Winterbourne House has some wet woodland, which is a rare habitat in the UK, and this one is a Site of Special Scientific Interest. So the Lysichiton must be competing with native plants very effectively. It has, I am told, taken 60 years to spread this much but even so, I wonder what the plan is for future years?
In America, I read that the roots are eaten by bears as a post-hibernation laxative. I can see a few pros and cons with that as a form of control in a garden setting. Winterbourne has a terrible problem with badgers digging up their lawns – I wonder if they could train their badgers to eat Lysichiton roots?
It may spread relatively slowly, but once it is there it is a pig to dig out – and chemical control would cause horrendous collateral damage in delicate wetland habitats. The seeds can float downriver and establish colonies in wild and inaccessible places. My American friends tell me that once you have it it is here to stay.

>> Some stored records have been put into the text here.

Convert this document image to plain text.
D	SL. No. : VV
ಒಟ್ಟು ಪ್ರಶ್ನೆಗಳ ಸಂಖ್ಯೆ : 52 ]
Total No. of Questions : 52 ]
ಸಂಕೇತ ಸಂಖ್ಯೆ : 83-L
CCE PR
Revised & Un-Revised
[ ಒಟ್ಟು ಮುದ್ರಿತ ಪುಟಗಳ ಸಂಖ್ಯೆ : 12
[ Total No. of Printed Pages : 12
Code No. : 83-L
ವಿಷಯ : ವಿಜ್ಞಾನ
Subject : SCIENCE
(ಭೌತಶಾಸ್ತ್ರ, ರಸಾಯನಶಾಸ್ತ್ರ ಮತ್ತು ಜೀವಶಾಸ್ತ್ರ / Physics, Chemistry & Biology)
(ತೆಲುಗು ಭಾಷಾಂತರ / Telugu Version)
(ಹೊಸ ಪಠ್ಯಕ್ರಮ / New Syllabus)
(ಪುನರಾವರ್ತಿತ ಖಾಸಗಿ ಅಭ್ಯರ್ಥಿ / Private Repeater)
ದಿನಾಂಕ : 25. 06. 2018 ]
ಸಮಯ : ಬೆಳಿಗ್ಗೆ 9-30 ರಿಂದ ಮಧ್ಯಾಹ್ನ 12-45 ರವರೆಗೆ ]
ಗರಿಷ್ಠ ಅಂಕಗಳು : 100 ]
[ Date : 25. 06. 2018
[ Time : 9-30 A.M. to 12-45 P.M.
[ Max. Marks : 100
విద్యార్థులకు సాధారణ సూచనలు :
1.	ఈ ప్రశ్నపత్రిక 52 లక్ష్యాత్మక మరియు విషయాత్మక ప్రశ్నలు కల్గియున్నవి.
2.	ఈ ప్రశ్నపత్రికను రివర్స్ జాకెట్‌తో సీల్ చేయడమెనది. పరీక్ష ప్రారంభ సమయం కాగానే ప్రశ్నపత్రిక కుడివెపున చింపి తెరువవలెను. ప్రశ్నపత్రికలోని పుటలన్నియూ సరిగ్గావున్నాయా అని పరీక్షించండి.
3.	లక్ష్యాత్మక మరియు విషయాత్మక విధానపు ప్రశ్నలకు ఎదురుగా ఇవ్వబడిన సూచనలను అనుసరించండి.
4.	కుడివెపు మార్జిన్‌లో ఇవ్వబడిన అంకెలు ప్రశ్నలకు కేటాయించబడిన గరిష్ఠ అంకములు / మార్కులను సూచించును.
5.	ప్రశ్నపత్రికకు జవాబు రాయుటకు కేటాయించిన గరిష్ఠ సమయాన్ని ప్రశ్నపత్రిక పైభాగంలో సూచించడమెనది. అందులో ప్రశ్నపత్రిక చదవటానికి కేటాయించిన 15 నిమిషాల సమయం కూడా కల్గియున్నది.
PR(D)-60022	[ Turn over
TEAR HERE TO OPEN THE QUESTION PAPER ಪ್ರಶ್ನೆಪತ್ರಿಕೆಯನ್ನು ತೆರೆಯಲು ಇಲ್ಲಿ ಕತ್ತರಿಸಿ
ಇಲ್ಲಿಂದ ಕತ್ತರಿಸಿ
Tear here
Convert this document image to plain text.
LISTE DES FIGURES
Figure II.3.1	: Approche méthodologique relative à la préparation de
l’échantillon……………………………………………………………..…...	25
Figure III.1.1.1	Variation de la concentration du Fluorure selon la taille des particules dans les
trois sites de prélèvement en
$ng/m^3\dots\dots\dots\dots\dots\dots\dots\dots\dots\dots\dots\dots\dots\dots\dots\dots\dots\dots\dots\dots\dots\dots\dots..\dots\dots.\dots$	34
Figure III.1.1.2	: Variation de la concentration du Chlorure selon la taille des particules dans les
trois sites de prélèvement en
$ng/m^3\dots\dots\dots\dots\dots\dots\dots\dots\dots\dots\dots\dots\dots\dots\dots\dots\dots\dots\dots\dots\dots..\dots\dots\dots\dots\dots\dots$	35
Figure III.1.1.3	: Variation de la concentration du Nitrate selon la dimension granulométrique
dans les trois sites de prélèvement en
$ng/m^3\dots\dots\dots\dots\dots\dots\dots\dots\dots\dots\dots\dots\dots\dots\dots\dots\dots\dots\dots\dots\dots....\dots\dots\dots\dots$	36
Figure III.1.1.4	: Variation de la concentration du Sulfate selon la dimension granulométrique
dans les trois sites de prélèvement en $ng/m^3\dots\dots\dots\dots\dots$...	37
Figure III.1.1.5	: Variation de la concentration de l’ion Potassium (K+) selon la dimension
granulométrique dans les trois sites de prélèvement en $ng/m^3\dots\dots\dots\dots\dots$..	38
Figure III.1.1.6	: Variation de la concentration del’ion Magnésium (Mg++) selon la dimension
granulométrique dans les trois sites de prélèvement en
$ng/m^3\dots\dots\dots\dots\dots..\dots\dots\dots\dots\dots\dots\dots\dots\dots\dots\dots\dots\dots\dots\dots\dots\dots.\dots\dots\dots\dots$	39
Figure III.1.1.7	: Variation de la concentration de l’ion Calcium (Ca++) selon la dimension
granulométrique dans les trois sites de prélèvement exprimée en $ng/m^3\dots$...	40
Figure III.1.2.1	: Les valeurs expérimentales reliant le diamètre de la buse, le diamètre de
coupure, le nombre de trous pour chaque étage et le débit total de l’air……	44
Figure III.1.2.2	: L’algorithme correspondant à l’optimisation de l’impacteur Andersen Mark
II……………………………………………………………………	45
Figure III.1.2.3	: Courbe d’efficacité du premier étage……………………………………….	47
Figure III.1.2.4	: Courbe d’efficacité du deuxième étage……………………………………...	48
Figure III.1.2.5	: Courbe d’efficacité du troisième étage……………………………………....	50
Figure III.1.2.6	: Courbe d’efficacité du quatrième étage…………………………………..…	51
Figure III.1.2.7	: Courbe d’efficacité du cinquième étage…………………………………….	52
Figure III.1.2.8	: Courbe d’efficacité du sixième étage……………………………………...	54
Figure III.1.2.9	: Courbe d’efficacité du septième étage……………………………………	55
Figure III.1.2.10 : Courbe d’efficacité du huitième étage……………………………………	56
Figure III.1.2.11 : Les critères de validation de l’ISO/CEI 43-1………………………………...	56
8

It isn’t therefore unreasonable that this plant has ended up on the EU list of Invasive Alien Species (I don’t know where to start with the ironies of that phrase having currency in Brexit Britain). From this month we may no longer plant it and gardens which do have it must take reasonable steps to stop it from spreading outside their boundaries.
It is a plant to be admired from afar, given its whiffy common name, needing plenty of space as well as wet ground, so I’ve never grown Lysichiton americanus at home (my garden provides the opposite of its needs) or professionally. I’ve seen it in plenty of other gardens and always loved its crisp yellow spathes, each with a naughty green spadix; it stands out against the fresh greens of spring, reflected in cool water, then provides big, lush leaves. Here it is at Hidcote Manor Gardens, at Abbotswood, and at the Savill Gardens:
We can’t go rushing out to buy the plants any more and will have to be content with admiring it within established gardens, it’s a small price to pay if we are serious about trying to protect our own wetland habitats. Besides, I don’t want bears or skunks in my garden.
Are we still allowed to plant its Asian brother, Lysichiton camtschatcensis? Also rather lovely…
I can understand this ban, but we wouldn’t want it to go to far and only native plants are allowed.
Hi Brian, I don’t think anyone is proposing that we ban all non-natives, but this plant does escape via waterways, can overwhelm a delicate ecosystem and is really hard to remove, so I think it’s right that we should try to stop it spreading more. It would be very sad if we stopped having access to plants from other countries altogether!